The state commissioner of public lands heads the Department of Natural Resources (DNR), which is responsible for managing 5.6 million acres of Washington's forest, range, agricultural, aquatic and commercial lands. The commissioner serves a four-year term.

DNR also is the state's biggest fire fighter, responsible for fighting wildfires on 13 million acres of private, state and tribal forestland. Both candidates say wildfire is the biggest issue in their race.

Candidates' finances and political experience in the race are lopsided, with an incumbent who is vastly better funded facing a challenger who has never held elected office.

Hilary Franz, the commissioner of public lands, had raised $980,115 for her reelection campaign as of Monday against challenger Sue Kuehl Pederson, who has raised $73,674.

Ask Pederson, a career natural resource manager, why she is running, and she has a two-word answer: "the smoke."

As wildfires have repeatedly scorched Washington's forests, Pederson, a fisheries biologist who also has worked as a power manager for Seattle City Light, said she felt called to run.

A sixth-generation Washingtonian born and raised in the Evergreen State, Pederson said the state's forests are poorly managed.

She grew up in Skamania County and got a good education in local public schools thanks to timber dollars from state lands, Pederson said. "The reason I have had so many opportunities is because my education was rock solid, and that wasbecause of the trees and timber sales; it all ties together," Pederson said in a phone interview.

But if the state's forests burn up, that hurts revenues for the schools, she said. In Washington, public school construction is partly funded with revenues from timber sales from state trust lands.

Pederson said she also is concerned about the health effects of smoke as well as the destruction of wildlife habitat by wildfire.

As lands commissioner, Pederson says she would empower local communities to construct fire breaks around their towns and around their houses.

"We really, really have to start, I say yesterday, protecting our towns and ranches and forests," Pederson said.

"The quickest thing and the easiest thing I have thought of is we should be like the pioneers and drag a plow around a town to create a fire break, create bare dirt; it's a way to slow down a fire and make it easier to extinguish."

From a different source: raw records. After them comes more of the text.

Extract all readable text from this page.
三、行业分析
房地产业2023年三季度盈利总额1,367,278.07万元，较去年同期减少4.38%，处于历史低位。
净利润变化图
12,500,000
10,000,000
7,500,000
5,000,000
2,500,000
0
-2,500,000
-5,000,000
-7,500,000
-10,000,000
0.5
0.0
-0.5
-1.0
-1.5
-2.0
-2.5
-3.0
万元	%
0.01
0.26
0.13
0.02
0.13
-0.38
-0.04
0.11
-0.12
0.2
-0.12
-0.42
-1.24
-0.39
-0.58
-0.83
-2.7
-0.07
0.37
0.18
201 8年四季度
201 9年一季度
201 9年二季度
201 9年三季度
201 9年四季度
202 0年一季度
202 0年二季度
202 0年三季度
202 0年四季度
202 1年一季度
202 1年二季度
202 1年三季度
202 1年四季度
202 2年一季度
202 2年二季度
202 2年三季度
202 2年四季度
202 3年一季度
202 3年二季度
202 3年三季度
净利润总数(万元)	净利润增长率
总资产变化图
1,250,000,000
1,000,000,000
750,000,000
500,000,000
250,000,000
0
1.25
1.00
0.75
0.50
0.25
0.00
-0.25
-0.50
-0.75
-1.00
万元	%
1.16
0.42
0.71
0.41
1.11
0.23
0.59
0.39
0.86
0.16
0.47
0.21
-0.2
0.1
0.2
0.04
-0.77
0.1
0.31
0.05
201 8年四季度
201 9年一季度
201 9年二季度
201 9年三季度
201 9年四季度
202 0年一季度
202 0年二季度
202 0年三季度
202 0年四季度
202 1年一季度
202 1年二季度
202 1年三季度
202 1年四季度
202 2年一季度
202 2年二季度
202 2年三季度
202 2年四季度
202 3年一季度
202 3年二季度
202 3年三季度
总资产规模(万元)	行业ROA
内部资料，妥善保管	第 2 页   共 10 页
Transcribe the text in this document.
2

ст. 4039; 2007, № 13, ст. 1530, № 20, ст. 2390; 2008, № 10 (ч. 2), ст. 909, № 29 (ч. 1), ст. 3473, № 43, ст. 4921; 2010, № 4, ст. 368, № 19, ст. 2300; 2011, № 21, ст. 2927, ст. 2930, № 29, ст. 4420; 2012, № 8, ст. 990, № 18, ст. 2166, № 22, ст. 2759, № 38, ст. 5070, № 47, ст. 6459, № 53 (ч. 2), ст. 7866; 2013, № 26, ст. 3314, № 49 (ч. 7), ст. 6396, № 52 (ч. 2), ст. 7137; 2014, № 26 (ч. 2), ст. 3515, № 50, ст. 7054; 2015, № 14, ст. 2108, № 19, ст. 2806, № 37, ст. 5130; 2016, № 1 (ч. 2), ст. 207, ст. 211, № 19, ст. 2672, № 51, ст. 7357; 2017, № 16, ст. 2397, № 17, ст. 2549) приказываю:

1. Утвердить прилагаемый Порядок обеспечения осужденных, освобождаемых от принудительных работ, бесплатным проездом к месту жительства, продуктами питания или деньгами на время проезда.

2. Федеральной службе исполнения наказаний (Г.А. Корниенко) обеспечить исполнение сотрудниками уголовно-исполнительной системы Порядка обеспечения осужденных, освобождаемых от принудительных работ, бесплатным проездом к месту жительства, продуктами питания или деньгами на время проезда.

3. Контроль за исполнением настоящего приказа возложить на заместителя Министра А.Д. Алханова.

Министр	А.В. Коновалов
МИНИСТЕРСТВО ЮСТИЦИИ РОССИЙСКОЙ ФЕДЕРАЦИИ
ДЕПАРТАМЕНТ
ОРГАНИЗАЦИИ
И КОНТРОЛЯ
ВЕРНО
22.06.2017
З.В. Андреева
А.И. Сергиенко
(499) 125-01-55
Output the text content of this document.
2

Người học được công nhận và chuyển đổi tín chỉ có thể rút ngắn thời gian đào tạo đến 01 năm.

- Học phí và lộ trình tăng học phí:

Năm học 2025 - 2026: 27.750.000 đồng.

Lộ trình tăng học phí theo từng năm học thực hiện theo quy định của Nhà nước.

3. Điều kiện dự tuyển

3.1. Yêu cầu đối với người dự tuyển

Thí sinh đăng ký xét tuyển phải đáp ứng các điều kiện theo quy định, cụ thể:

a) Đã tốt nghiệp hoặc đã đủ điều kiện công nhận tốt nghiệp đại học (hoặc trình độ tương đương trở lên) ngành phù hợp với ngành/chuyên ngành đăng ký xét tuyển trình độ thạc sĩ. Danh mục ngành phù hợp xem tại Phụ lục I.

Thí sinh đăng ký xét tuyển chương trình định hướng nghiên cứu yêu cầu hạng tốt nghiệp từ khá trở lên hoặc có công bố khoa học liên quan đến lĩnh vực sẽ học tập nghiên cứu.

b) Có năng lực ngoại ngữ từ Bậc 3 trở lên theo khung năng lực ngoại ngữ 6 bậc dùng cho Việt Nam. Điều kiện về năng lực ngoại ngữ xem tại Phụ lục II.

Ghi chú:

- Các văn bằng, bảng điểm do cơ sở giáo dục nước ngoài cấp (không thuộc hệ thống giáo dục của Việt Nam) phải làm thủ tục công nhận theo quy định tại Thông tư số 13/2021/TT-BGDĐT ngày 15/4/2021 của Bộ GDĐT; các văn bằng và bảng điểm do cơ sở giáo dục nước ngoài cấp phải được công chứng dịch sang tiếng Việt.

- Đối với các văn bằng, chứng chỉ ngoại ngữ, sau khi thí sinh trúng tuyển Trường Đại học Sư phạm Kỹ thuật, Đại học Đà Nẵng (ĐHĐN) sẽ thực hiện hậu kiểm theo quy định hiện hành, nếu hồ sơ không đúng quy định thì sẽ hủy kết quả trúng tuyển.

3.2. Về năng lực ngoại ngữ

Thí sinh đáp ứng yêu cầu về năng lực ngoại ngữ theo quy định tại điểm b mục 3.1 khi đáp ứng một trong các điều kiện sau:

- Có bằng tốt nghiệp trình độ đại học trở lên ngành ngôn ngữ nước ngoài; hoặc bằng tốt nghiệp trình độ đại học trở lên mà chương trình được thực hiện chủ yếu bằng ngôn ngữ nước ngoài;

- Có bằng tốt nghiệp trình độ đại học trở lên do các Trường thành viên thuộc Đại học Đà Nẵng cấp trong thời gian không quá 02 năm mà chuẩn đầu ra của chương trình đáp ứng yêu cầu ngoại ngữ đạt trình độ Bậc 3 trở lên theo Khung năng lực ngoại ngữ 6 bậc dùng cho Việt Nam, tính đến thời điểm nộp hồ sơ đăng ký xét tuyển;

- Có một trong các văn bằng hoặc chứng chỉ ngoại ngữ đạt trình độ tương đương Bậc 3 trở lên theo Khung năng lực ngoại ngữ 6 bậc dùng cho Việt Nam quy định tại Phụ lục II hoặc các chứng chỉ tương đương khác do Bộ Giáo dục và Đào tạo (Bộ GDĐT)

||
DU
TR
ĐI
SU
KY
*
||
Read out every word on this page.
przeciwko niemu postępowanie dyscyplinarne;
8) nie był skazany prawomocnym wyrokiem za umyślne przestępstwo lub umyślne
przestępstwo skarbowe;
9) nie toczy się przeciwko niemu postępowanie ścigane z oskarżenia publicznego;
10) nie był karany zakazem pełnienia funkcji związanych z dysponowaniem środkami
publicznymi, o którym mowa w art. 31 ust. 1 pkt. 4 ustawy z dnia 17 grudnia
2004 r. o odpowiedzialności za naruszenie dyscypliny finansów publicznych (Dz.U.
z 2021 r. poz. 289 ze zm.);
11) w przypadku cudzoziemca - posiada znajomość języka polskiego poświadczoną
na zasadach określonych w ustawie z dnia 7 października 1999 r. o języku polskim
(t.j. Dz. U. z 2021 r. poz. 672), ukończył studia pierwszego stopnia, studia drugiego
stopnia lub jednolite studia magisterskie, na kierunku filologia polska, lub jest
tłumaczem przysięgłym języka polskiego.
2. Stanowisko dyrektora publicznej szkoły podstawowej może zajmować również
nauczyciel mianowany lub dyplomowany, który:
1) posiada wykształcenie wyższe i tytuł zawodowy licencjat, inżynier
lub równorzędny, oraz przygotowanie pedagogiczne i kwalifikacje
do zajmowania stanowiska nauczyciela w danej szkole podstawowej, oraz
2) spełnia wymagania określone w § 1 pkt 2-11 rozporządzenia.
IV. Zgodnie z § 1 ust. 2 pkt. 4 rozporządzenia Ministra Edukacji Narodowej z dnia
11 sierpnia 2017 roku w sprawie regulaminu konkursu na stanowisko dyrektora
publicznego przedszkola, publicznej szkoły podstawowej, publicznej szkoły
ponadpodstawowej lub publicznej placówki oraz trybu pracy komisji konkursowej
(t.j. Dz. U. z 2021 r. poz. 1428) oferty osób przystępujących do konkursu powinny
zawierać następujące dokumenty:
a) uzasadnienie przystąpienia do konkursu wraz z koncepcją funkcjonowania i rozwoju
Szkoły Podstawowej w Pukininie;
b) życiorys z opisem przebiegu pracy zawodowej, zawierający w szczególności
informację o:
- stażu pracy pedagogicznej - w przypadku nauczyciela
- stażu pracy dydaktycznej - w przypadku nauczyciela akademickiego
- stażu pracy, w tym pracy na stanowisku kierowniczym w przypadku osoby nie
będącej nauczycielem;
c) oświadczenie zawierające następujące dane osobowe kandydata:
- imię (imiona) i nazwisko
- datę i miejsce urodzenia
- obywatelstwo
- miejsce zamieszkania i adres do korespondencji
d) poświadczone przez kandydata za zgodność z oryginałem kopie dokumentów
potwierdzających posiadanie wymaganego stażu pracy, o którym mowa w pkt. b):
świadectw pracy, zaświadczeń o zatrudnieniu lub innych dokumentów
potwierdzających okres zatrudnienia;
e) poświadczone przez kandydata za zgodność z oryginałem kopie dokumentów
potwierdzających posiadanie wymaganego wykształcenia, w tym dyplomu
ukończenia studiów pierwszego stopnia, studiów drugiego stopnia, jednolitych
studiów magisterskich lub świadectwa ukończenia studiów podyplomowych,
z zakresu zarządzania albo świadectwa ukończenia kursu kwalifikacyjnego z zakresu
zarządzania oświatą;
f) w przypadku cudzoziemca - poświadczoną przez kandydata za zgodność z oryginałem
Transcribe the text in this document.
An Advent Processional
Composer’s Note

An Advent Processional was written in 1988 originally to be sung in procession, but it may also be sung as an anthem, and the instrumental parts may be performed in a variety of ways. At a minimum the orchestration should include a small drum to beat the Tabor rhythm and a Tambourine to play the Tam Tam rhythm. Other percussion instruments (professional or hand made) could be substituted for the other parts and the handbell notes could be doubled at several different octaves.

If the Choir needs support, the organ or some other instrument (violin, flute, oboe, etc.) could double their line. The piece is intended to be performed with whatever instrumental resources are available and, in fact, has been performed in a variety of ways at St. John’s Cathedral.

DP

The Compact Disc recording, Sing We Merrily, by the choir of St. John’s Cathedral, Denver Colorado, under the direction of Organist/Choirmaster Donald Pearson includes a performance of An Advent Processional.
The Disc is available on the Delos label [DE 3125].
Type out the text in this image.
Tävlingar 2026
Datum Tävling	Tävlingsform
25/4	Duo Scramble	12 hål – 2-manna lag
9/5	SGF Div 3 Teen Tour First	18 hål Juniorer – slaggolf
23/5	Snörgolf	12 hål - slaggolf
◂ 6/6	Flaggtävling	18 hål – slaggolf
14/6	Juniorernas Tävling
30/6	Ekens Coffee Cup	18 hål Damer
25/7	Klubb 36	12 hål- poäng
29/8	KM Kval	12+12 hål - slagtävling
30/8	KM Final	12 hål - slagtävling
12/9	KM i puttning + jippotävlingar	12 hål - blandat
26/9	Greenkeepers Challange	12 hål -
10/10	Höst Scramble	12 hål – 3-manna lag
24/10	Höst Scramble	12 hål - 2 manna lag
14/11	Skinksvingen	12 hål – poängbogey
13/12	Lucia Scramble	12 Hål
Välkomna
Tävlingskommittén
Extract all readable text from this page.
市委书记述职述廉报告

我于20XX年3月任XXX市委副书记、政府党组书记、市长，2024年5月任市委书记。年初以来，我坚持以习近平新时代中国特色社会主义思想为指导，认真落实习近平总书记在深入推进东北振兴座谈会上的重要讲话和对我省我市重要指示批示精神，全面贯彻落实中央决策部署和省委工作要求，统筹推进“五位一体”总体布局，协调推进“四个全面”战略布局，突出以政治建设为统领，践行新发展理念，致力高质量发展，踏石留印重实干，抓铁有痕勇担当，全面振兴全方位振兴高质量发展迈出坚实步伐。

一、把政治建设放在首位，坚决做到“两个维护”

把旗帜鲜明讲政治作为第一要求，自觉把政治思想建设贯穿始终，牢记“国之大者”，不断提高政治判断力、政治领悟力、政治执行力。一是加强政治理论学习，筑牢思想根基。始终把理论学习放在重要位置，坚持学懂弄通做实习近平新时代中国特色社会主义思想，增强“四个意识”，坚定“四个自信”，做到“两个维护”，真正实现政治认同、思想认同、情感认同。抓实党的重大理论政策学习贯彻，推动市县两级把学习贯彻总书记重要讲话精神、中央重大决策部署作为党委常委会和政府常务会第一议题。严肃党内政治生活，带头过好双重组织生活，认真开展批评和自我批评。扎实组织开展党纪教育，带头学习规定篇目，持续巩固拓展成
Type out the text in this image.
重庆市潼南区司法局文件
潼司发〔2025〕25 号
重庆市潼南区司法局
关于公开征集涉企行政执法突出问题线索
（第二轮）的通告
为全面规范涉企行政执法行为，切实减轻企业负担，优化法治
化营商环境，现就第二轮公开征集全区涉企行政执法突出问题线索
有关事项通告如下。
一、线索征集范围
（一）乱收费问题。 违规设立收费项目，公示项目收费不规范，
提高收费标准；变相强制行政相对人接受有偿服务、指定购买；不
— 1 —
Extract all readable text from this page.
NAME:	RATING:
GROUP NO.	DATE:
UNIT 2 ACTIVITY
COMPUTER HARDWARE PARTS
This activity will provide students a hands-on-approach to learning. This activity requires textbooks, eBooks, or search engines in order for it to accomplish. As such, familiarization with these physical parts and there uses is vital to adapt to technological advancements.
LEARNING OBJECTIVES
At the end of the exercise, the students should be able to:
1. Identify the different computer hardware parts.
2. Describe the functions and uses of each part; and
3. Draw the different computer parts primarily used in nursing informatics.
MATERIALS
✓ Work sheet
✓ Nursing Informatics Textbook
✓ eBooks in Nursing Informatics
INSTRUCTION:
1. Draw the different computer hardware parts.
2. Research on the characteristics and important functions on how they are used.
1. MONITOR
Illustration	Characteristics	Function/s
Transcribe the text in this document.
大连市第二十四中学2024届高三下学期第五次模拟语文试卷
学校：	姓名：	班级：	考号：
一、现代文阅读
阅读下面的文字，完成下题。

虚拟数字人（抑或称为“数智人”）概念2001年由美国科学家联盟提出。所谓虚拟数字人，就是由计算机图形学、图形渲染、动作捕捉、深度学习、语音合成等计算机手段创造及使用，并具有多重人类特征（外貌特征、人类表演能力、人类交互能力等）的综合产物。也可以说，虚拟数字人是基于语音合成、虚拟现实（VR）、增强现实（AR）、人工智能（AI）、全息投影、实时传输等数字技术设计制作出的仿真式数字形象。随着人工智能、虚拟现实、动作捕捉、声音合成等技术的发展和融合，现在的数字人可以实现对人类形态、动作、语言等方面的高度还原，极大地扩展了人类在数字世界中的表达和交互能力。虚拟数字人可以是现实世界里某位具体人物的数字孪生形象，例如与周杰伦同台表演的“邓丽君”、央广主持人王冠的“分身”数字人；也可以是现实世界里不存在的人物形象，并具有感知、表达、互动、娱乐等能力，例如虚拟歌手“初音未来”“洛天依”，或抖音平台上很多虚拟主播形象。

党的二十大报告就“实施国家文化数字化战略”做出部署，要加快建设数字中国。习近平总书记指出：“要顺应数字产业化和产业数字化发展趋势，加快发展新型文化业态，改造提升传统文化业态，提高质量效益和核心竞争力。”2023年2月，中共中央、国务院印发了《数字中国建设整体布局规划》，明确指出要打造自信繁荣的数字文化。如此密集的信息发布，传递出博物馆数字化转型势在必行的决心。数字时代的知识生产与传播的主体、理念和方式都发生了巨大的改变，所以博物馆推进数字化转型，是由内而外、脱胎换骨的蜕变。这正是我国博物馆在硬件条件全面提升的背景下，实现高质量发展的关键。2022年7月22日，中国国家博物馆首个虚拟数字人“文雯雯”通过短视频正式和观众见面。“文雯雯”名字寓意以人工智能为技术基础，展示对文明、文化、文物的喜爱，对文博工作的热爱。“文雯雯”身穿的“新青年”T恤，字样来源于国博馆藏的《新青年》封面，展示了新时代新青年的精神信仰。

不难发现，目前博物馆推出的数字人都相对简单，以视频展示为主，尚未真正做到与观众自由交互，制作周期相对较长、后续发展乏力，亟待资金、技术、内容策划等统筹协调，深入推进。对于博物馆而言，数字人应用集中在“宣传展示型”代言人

She also favors cutting forests into defensible blocks. "I would figure out how to make a big expanse of forest into segments so each segment had a fire break around it."

Hilary Franz is taking a different approach, starting with continuing her efforts before the Legislature to increase the funding available for people and equipment to fight fires, "so we are not competing with other states with more significant fires and more people at risk."

She also has devised a strategic fire protection plan to treat tens of thousands of acres of forest every year, to make them less vulnerable to fire by removing dead and diseased trees.

Franz also wants to increase economic development opportunities in rural communities. State lands can be utilized to generate revenue in a range of ways in addition to timber harvest, Franz said, from alternative energy development to wine grapes on state agricultural lands.

She also wants to expand defenses against fire beyond the woods to communities at risk of wildlife, such as Leavenworth, Roslyn and Twisp, with fire breaks and prescribed burns.

She sees a role for the agency in identifying high-priority areas for purchase to keep land in working forest rather than converting to development.

In a second term, Franz also would seek to initiate watershed-scale planning for better success in salmon recovery, using the state's various ownerships, from aquatic lands all the way to co-management with federal lands in the high country, to create holistic management to benefit fish in a "Trees to Sea" strategy.

Franz wants to pilot the program in the Snohomish River watershed, and if it makes a difference, expand the approach to the Puyallup and Nisqually rivers for the benefit of forests, water quality, salmon and the southern resident orcas that depend on them.

"That's why I'm running, because we have an unbelievable exciting new effort," she said. "We have work to do."